Remaining Duration and IRD Calculation
In the interest rate differential (IRD) formula, the remaining term is a direct multiplier. The formula is: (Contractual rate - Comparison rate) x Remaining balance x Number of months remaining / 12. Each passing month reduces this multiplier by one unit, proportionally decreasing the penalty.
A borrower who breaks their mortgage at the beginning of a 5-year term faces an IRD calculated on nearly 60 months. The same borrower, with the same rate gap and balance, would pay a considerably lower penalty by waiting until only 18 to 24 months remain. This timing strategy is one of the most powerful levers to reduce the penalty.

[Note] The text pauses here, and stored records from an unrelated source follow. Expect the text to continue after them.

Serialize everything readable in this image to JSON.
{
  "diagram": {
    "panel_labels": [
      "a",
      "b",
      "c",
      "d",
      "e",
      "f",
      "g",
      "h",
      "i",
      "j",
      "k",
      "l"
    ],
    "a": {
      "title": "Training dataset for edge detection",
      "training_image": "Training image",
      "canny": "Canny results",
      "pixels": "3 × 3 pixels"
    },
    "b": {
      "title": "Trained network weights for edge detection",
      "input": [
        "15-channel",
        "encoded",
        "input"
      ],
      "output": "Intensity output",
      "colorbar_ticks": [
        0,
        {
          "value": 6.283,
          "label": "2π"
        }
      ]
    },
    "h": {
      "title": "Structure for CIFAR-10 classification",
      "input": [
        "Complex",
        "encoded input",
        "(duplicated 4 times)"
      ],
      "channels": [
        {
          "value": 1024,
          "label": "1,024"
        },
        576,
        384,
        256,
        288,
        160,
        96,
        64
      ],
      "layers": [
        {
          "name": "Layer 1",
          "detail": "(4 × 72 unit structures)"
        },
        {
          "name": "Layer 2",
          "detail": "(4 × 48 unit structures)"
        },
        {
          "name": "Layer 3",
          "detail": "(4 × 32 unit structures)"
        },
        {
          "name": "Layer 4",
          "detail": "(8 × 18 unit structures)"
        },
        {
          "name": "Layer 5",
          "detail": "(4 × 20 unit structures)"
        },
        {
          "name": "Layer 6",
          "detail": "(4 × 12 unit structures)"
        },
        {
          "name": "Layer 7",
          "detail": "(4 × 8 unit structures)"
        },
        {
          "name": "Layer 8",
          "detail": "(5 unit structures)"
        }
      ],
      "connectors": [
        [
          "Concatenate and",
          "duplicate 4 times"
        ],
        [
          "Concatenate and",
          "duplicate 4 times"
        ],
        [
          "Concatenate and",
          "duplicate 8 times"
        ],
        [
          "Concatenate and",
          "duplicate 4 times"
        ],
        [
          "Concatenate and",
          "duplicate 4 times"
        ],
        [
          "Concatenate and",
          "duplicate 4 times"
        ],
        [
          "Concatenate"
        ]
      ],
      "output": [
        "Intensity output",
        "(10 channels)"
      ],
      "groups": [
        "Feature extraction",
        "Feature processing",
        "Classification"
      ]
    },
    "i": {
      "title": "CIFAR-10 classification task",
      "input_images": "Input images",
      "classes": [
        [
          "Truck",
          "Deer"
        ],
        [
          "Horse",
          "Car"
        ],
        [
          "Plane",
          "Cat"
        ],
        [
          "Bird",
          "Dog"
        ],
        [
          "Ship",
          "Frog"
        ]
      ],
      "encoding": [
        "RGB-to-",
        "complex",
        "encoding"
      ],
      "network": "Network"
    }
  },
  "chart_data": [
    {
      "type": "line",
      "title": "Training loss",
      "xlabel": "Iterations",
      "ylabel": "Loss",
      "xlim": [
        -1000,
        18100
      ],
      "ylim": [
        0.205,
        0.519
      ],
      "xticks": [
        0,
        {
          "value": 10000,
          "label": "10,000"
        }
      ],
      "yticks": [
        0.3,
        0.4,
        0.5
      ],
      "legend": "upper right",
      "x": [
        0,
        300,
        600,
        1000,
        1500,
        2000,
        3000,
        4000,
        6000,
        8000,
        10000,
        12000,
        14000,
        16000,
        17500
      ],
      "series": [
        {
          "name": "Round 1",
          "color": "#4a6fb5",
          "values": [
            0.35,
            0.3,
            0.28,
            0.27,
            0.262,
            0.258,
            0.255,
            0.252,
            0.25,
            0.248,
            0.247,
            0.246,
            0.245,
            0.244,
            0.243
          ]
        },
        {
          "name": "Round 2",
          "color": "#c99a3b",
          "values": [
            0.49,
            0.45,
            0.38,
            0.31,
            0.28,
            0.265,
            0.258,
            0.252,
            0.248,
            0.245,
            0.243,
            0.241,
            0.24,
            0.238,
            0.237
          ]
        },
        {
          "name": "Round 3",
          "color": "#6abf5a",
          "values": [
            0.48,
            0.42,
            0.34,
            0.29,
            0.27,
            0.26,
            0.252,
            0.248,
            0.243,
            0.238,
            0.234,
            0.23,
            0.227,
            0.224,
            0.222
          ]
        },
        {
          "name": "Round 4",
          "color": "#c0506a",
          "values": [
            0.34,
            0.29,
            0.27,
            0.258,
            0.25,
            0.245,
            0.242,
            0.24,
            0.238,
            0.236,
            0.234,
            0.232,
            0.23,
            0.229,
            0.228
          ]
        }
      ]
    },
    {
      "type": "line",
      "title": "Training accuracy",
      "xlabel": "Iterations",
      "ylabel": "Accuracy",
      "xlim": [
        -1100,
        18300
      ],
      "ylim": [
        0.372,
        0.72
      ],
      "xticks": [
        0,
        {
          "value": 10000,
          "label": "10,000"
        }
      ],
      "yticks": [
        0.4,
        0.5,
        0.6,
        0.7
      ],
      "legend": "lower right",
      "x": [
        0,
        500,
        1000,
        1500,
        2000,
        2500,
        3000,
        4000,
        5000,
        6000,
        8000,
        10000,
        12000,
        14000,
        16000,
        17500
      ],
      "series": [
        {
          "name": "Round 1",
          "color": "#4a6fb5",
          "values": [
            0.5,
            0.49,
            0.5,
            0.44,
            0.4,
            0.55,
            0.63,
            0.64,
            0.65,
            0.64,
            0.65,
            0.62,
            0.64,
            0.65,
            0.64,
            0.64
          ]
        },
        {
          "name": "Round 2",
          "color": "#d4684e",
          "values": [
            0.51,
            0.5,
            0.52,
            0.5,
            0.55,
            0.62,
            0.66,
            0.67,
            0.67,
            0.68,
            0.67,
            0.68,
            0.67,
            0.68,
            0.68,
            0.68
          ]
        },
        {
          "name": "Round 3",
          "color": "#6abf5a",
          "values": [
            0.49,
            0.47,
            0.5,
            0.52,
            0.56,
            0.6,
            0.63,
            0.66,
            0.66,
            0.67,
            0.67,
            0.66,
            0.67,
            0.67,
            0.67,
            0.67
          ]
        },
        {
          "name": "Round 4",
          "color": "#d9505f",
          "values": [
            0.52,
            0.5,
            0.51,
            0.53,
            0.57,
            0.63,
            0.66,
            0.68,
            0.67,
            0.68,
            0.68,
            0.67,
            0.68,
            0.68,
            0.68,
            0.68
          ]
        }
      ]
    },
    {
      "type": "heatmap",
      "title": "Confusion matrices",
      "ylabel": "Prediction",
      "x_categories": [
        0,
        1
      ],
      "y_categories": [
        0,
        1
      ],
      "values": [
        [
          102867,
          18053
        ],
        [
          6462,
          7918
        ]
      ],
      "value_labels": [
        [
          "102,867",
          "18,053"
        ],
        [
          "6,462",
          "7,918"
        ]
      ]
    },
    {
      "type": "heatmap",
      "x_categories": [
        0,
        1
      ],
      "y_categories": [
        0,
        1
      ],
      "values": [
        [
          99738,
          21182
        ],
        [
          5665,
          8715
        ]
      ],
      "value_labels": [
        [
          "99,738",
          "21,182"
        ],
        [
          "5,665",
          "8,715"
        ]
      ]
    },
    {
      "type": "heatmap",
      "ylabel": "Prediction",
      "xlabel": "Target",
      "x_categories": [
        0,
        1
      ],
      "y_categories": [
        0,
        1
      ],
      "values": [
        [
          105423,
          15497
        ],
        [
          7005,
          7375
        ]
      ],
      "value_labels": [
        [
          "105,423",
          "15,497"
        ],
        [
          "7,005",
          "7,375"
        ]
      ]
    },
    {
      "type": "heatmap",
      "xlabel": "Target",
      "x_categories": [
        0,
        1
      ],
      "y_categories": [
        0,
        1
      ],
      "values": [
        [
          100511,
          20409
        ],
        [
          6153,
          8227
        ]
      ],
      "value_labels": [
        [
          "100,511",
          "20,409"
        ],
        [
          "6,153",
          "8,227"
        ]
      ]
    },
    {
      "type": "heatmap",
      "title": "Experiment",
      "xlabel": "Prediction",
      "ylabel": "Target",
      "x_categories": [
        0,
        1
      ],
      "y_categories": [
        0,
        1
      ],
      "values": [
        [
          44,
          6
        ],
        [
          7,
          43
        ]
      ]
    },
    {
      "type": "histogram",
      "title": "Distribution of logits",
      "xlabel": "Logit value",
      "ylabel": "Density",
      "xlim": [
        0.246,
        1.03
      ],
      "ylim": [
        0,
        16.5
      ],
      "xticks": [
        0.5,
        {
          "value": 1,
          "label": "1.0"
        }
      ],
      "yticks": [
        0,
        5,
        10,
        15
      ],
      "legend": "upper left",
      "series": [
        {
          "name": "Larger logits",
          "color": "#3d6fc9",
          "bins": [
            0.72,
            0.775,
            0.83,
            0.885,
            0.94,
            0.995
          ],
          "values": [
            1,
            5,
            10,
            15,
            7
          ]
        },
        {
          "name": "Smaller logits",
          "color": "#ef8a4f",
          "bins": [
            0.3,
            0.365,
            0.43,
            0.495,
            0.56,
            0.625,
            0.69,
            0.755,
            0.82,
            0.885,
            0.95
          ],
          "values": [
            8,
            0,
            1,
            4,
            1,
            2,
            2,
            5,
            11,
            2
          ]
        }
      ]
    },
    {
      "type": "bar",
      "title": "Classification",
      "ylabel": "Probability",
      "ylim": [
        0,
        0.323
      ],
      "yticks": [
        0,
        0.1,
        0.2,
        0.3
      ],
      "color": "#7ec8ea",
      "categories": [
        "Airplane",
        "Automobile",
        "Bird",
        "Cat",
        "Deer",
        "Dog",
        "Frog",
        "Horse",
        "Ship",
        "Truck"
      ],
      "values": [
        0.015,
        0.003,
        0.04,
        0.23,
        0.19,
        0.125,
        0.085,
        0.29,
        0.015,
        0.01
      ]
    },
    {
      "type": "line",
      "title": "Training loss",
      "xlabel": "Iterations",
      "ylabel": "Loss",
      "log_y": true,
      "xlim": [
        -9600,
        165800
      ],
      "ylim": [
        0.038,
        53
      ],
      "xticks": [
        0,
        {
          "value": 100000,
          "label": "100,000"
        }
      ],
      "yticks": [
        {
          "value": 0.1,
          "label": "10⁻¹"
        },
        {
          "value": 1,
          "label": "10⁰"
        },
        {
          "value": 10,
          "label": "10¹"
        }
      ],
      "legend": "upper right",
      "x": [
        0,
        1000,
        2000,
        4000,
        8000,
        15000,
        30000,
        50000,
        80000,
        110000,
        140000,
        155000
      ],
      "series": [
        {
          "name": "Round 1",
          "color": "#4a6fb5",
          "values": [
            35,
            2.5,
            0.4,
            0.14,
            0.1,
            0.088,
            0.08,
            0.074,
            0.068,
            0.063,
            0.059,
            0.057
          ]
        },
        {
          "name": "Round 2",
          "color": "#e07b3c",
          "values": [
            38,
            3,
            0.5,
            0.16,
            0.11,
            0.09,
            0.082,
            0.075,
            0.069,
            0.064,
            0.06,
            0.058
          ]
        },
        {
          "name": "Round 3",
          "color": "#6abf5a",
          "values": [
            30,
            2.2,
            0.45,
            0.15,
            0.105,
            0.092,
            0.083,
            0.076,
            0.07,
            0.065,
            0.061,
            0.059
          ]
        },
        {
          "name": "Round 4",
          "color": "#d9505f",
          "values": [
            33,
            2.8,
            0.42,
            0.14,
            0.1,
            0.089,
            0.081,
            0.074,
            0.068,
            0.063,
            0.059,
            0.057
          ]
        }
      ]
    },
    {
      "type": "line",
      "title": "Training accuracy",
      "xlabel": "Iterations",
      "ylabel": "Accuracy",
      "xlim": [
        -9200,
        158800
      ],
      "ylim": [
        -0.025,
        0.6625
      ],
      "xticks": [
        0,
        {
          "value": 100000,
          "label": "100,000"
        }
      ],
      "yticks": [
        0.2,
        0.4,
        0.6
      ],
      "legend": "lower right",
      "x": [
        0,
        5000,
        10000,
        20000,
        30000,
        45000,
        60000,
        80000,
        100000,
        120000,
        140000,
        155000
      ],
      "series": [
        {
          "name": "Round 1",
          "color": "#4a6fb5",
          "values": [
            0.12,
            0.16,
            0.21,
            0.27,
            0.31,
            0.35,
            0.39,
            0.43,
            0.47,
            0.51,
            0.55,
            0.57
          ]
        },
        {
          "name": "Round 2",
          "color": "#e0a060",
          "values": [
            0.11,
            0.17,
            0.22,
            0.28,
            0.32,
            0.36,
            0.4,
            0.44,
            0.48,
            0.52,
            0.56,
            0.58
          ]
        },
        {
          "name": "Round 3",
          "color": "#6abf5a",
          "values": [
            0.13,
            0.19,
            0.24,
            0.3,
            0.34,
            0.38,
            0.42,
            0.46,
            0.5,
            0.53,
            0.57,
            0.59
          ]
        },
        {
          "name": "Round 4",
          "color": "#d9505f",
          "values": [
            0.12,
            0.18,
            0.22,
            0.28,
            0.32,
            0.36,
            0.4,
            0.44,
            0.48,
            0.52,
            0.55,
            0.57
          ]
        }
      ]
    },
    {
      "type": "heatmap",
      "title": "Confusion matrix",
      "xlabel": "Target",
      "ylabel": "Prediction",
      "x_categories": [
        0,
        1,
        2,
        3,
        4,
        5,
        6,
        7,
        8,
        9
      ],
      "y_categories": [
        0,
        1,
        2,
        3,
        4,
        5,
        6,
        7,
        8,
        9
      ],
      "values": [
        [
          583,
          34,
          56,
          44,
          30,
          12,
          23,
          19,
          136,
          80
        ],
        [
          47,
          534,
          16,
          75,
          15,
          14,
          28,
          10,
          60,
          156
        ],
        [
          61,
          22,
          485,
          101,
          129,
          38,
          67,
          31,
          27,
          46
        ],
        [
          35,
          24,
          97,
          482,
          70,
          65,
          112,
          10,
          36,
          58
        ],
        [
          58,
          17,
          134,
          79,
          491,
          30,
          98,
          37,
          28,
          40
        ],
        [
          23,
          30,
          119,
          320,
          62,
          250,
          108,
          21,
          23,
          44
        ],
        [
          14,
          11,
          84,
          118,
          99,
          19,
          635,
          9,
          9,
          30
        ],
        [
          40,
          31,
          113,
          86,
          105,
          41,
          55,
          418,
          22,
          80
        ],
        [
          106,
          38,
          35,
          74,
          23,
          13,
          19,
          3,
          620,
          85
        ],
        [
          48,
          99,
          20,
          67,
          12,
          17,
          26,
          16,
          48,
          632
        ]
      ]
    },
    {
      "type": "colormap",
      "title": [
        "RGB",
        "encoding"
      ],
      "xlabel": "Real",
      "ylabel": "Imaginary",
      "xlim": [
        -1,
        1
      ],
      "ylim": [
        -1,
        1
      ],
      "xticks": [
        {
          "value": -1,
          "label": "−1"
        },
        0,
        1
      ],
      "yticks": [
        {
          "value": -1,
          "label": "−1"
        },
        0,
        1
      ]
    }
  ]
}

The Optimal Waiting Strategy
The profitability analysis must balance the penalty reduction against the additional interest cost paid while waiting. If your current rate is 5.50% and the available rate is 3.50%, each month of waiting costs approximately the rate gap on your balance. There is an optimal tipping point that your mortgage broker can calculate.
Special Cases
- Some lenders round the remaining duration to the nearest standard term (1, 2, 3, 4 or 5 years), which can change the comparison rate used.
- When the IRD drops below the three months' interest threshold, the penalty stays at three months: that is the floor.
- For an open term or variable rate, the remaining duration has no impact on the penalty.
- If you are approaching the last month of the term, most lenders allow penalty-free repayment within the last 30 to 120 days.
As an AMF-certified mortgage broker in Quebec, it is essential to integrate the remaining duration variable into any refinancing analysis. OSFI requires fédéral lenders to provide a penalty estimate including this component, facilitating informed decision-making.